Il vicepresidente esecutivo di Microsoft ha pubblicato un post in cui lamenta il problema della "spazzatura dell'intelligenza artificiale".

📅 2026-09-02

Riassunto:

Il vicepresidente esecutivo di Microsoft Ryan Roslansky ha recentemente pubblicato un post su LinkedIn per lamentarsi del problema della "spazzatura dell'intelligenza artificiale". Roslansky è responsabile di LinkedIn e di attività principali come Microsoft 365, Teams, Outlook e Copilot ed è al centro della strategia AI di Microsoft.

Il motivo per cui l'affermazione di Roslansky è degna di nota è che non si tratta di un dirigente qualsiasi che si lamenta dell'intelligenza artificiale sui social media, ma del leader responsabile di una delle linee di prodotti più importanti di Microsoft.

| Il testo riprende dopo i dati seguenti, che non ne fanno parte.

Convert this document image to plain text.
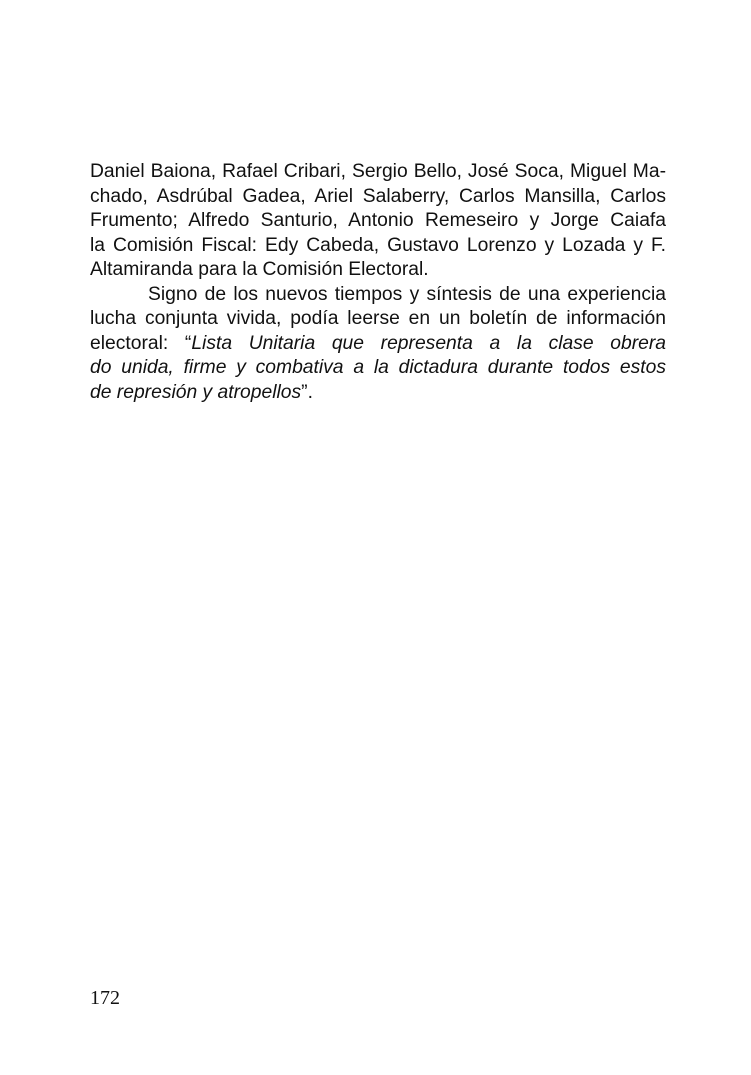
Daniel Baiona, Rafael Cribari, Sergio Bello, José Soca, Miguel Ma-
chado, Asdrúbal Gadea, Ariel Salaberry, Carlos Mansilla, Carlos
Frumento; Alfredo Santurio, Antonio Remeseiro y Jorge Caiafa
la Comisión Fiscal: Edy Cabeda, Gustavo Lorenzo y Lozada y F.
Altamiranda para la Comisión Electoral.
Signo de los nuevos tiempos y síntesis de una experiencia
lucha conjunta vivida, podía leerse en un boletín de información
electoral: “Lista Unitaria que representa a la clase obrera
do unida, firme y combativa a la dictadura durante todos estos
de represión y atropellos”.
172
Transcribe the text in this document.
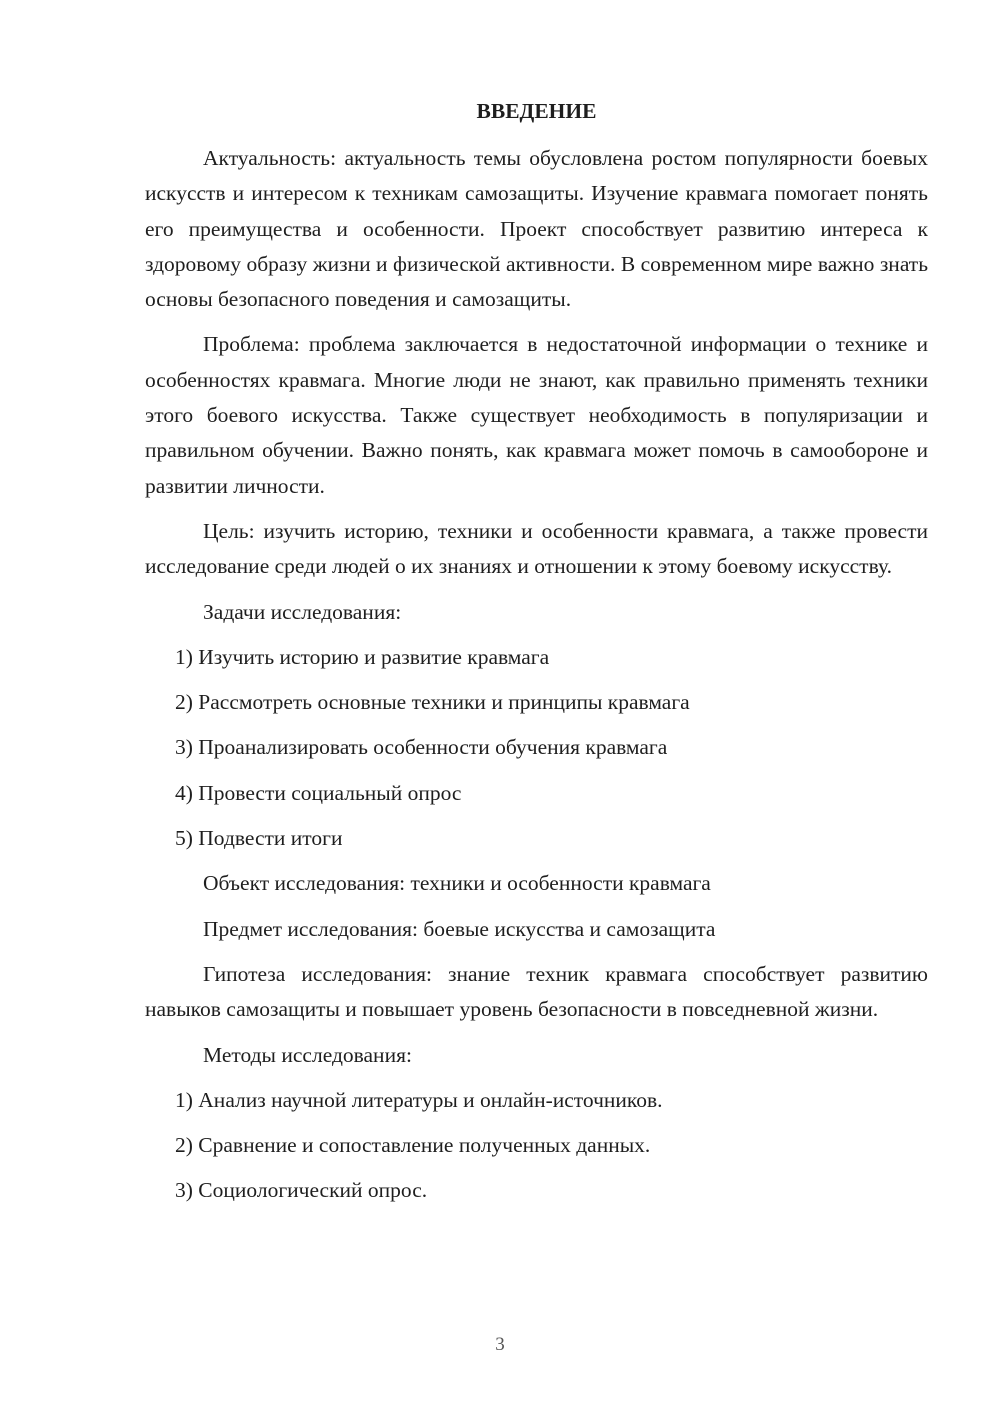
ВВЕДЕНИЕ

Актуальность: актуальность темы обусловлена ростом популярности боевых искусств и интересом к техникам самозащиты. Изучение кравмага помогает понять его преимущества и особенности. Проект способствует развитию интереса к здоровому образу жизни и физической активности. В современном мире важно знать основы безопасного поведения и самозащиты.

Проблема: проблема заключается в недостаточной информации о технике и особенностях кравмага. Многие люди не знают, как правильно применять техники этого боевого искусства. Также существует необходимость в популяризации и правильном обучении. Важно понять, как кравмага может помочь в самообороне и развитии личности.

Цель: изучить историю, техники и особенности кравмага, а также провести исследование среди людей о их знаниях и отношении к этому боевому искусству.

Задачи исследования:
1) Изучить историю и развитие кравмага
2) Рассмотреть основные техники и принципы кравмага
3) Проанализировать особенности обучения кравмага
4) Провести социальный опрос
5) Подвести итоги
Объект исследования: техники и особенности кравмага
Предмет исследования: боевые искусства и самозащита

Гипотеза исследования: знание техник кравмага способствует развитию навыков самозащиты и повышает уровень безопасности в повседневной жизни.

Методы исследования:
1) Анализ научной литературы и онлайн-источников.
2) Сравнение и сопоставление полученных данных.
3) Социологический опрос.
3
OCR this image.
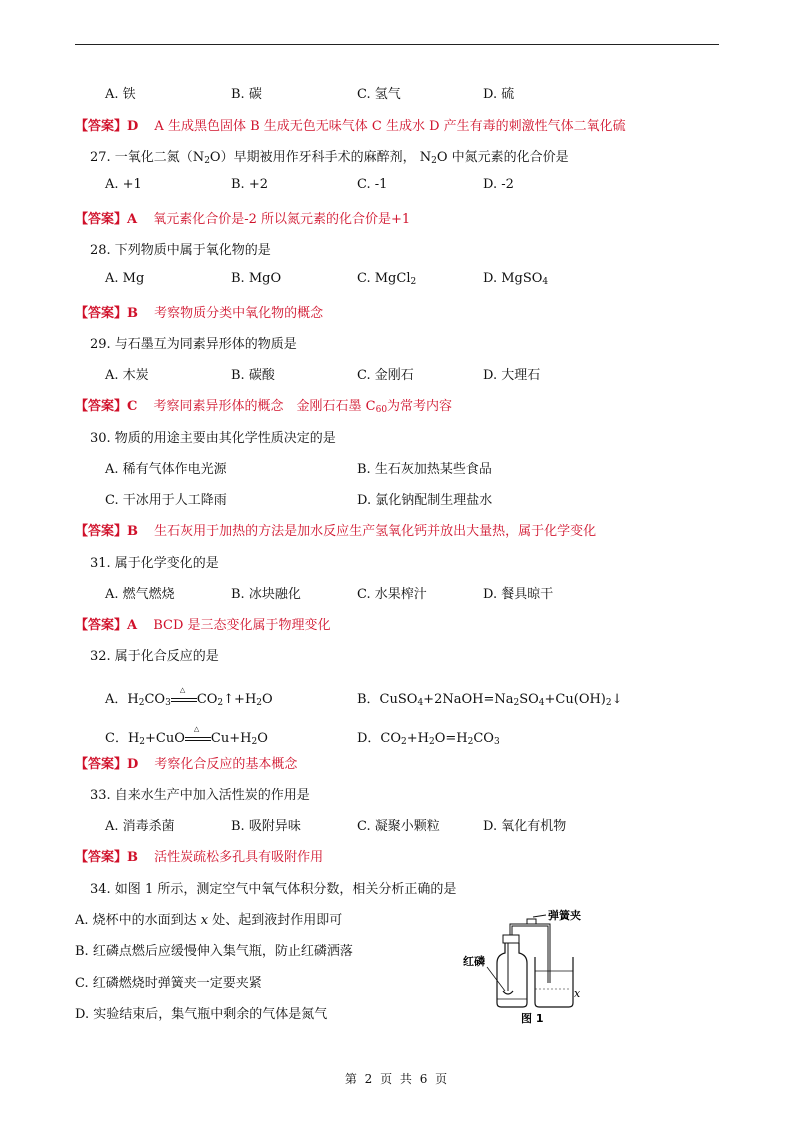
A. 铁	B. 碳	C. 氢气	D. 硫
【答案】D A 生成黑色固体 B 生成无色无味气体 C 生成水 D 产生有毒的刺激性气体二氧化硫
27. 一氧化二氮$(N_2O)$早期被用作牙科手术的麻醉剂， $N_2O$ 中氮元素的化合价是
A. +1	B. +2	C. -1	D. -2
【答案】A 氧元素化合价是-2 所以氮元素的化合价是+1
28. 下列物质中属于氧化物的是
A. Mg	B. MgO	C. MgCl$_2$	D. MgSO$_4$
【答案】B 考察物质分类中氧化物的概念
29. 与石墨互为同素异形体的物质是
A. 木炭	B. 碳酸	C. 金刚石	D. 大理石
【答案】C 考察同素异形体的概念　金刚石石墨 $C_{60}$为常考内容
30. 物质的用途主要由其化学性质决定的是
A. 稀有气体作电光源	B. 生石灰加热某些食品
C. 干冰用于人工降雨	D. 氯化钠配制生理盐水
【答案】B 生石灰用于加热的方法是加水反应生产氢氧化钙并放出大量热，属于化学变化
31. 属于化学变化的是
A. 燃气燃烧	B. 冰块融化	C. 水果榨汁	D. 餐具晾干
【答案】A BCD 是三态变化属于物理变化
32. 属于化合反应的是
A．$H_2CO_3$
△
$CO_2↑+H_2O$	B．$CuSO_4+2NaOH=Na_2SO_4+Cu(OH)_2↓$
C．$H_2+CuO$
△
$Cu+H_2O$	D．$CO_2+H_2O=H_2CO_3$
【答案】D 考察化合反应的基本概念
33. 自来水生产中加入活性炭的作用是
A. 消毒杀菌	B. 吸附异味	C. 凝聚小颗粒	D. 氧化有机物
【答案】B 活性炭疏松多孔具有吸附作用
34. 如图 1 所示，测定空气中氧气体积分数，相关分析正确的是
A. 烧杯中的水面到达 x 处、起到液封作用即可
B. 红磷点燃后应缓慢伸入集气瓶，防止红磷洒落
C. 红磷燃烧时弹簧夹一定要夹紧
D. 实验结束后，集气瓶中剩余的气体是氮气
弹簧夹
红磷
x
图 1
第 2 页 共 6 页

Roslansky ha descritto un'esperienza personale nel post. Ha ricevuto un documento che era stato ovviamente generato dall'intelligenza artificiale, quindi ha utilizzato l'intelligenza artificiale per riassumerlo. Si è scoperto che nel documento non c'erano nuove idee e l'intero processo equivaleva a non ottenere nulla.

Ha definito questo fenomeno un ciclo infinito e ha avvertito che le aziende potrebbero spendere molti soldi in strumenti di intelligenza artificiale, solo per consentire ai dipendenti di evitare il pensiero, la scrittura e la lettura che dovrebbero essere fatti da soli.

Roslansky ha anche sollevato il concetto di un oceano omogeneo, temendo che le persone siano sempre più abituate a consumare contenuti generici generati dall'intelligenza artificiale invece di contribuire con le proprie idee ed esperienze.

Ironicamente, Microsoft è una delle aziende che ha integrato l'intelligenza artificiale in quasi tutte le esperienze software. Nell’ultimo anno, Microsoft ha integrato Copilot in quasi tutti i prodotti come Windows, Office, Edge, Teams, Outlook, ecc. e sta inoltre promuovendo vigorosamente l’adozione di agenti AI e flussi di lavoro autonomi da parte delle imprese.

Nel novembre dello scorso anno, Pavan Davaluri, il capo di Windows, ha confermato che il sistema sarebbe stato trasformato in un sistema operativo proxy, cosa che ha causato l'insoddisfazione su larga scala degli utenti. Da allora, Microsoft ha promesso miglioramenti. Attualmente sta sviluppando un pulsante di disinstallazione AI per Windows e ha anche iniziato a provare a utilizzare l'IA in direzioni più pratiche.